David Bar-Illan (דוד בר-אילן; February 7, 1930 – November 5, 2003) was an Israeli pianist, author and newspaper editor.

==Biography==
Bar-Illan was born in Haifa during the Mandate era, and studied music at the Dona Weizman Conservatory. At age 17, he won a scholarship to study music in the United States, at the Juilliard School in New York City. In 1948, following Israeli Independence, he interrupted his studies and briefly returned to the new state of Israel to join the Israel Defense Forces and fight in the 1948 Arab-Israeli War.

Bar-Illan died in Jerusalem in 2003 at age 73, from complications of a heart attack he had suffered three years earlier.

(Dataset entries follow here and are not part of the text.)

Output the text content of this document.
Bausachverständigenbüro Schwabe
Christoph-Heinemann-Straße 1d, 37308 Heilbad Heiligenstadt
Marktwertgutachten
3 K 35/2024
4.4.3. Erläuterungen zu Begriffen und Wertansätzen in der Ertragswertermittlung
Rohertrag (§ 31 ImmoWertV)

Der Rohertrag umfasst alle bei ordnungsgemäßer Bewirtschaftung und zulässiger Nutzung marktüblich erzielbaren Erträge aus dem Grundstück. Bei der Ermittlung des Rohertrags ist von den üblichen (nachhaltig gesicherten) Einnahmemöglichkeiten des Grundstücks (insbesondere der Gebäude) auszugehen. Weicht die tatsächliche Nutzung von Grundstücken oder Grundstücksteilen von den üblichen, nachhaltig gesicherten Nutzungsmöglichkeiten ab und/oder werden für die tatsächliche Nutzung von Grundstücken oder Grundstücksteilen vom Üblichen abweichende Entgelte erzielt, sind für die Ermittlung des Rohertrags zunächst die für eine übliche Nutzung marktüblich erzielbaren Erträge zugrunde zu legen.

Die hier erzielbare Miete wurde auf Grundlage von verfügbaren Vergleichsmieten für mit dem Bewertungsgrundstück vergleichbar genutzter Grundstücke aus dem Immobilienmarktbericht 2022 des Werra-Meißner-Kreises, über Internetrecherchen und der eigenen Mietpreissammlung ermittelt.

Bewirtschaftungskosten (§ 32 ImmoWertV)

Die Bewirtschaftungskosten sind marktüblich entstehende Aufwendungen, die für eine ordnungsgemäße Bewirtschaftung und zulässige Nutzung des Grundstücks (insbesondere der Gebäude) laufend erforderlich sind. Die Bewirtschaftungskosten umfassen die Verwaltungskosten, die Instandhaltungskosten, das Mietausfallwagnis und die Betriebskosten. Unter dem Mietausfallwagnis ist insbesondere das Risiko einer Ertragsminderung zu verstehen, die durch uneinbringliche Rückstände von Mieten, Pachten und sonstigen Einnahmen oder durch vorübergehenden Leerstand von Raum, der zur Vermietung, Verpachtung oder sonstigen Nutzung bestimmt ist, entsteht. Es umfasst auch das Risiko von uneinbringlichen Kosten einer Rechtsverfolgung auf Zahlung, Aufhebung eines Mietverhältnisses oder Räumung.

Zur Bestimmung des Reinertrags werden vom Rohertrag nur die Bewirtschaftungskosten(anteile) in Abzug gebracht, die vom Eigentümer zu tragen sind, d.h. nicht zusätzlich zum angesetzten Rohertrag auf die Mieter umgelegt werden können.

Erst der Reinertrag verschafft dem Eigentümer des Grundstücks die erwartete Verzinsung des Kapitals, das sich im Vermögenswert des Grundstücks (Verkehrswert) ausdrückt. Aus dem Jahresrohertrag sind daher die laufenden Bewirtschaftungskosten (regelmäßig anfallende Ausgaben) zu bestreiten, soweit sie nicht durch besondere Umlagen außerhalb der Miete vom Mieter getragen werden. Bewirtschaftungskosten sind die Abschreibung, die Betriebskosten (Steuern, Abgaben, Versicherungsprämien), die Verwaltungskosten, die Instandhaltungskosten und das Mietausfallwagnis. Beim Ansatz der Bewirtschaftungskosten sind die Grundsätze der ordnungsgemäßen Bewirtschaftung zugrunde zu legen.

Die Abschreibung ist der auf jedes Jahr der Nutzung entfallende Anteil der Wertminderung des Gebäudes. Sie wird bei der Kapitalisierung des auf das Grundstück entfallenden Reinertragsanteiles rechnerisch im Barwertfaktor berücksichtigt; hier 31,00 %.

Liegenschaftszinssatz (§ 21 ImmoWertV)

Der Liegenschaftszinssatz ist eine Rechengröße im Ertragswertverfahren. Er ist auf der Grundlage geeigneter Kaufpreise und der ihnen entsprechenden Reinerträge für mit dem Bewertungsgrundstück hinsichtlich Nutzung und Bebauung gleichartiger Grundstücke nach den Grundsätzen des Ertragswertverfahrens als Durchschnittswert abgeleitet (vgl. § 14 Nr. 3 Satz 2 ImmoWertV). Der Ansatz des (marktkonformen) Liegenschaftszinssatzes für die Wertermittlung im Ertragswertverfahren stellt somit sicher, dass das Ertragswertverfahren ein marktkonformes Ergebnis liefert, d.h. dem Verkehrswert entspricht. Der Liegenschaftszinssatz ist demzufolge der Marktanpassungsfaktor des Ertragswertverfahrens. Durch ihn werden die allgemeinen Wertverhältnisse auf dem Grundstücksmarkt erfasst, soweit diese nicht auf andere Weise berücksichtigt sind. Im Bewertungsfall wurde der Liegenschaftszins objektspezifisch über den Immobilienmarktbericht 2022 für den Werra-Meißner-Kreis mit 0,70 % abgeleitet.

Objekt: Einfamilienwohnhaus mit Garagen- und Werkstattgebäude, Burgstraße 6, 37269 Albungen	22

He was survived by his wife, three children, two stepchildren, and a younger sister.

==Music career==
In 1950, he graduated from the Juilliard School and settled in the United States, regularly touring internationally as a concert artist. His London debut was at the Wigmore Hall in 1953. His debut with the New York Philharmonic was in 1960 under conductor Dimitri Mitropoulos. In 1961, he became the first Israeli musician to perform in Germany after World War II, receiving much criticism from fellow Israelis. Bar-Illan's debut recording on RCA included works by Beethoven and Liszt. Later in his career, he recorded six albums on the Audiofon label. He taught at Southern Methodist University, the University of Cincinnati College-Conservatory of Music and at the Mannes College of Music (now the Mannes School of Music). Bar-Illan had a successful career as a concert pianist that lasted more than fifty years, and he played with every major orchestra in the US and in Europe. His long association with composer Robert Starer led to Starer's dedication of several works to Bar-Illan.

==Journalism and media career==
In the 1960s, Ralph Ginzburg invited him to write for his new publication Eros Magazine, a 1962 quarterly hardbound periodical containing articles and photo-essays on love and sex. Bar-Illan's contributions included entertaining and well-researched articles such as "The Love Life of Napoleon," "The Unicorn as Phallic Symbol," and "What Mark Twain Reveals About Himself in '1601'." He also wrote for the Saturday Evening Post, and was a regular opinion contributor to U.S. newspapers, notably as a vocal advocate for Israel and Soviet Jewry. From 1990 to 1992, he served as Executive Editor of The Jerusalem Post, Israel's leading English-language newspaper, and was a regular columnist from 1992 to 1996.

In 1996, he became Director of Communications and Policy Planning for Israeli Prime Minister Benjamin Netanyahu, serving until 1999. During this period, he served as the State of Israel's key spokesman with the foreign media, appearing in hundreds of television and radio interviews. In 1999, he returned to the Jerusalem Post as an occasional columnist.

==Legacy==
To honor the memory and legacy of Bar-Illan, friends and family helped establish an annual event, The David Bar-Illan Conference on the Media & the Middle East, at the Ariel University Center of Samaria. The forum, held every November in Israel, is a full-day academic conference on media relations and ethics.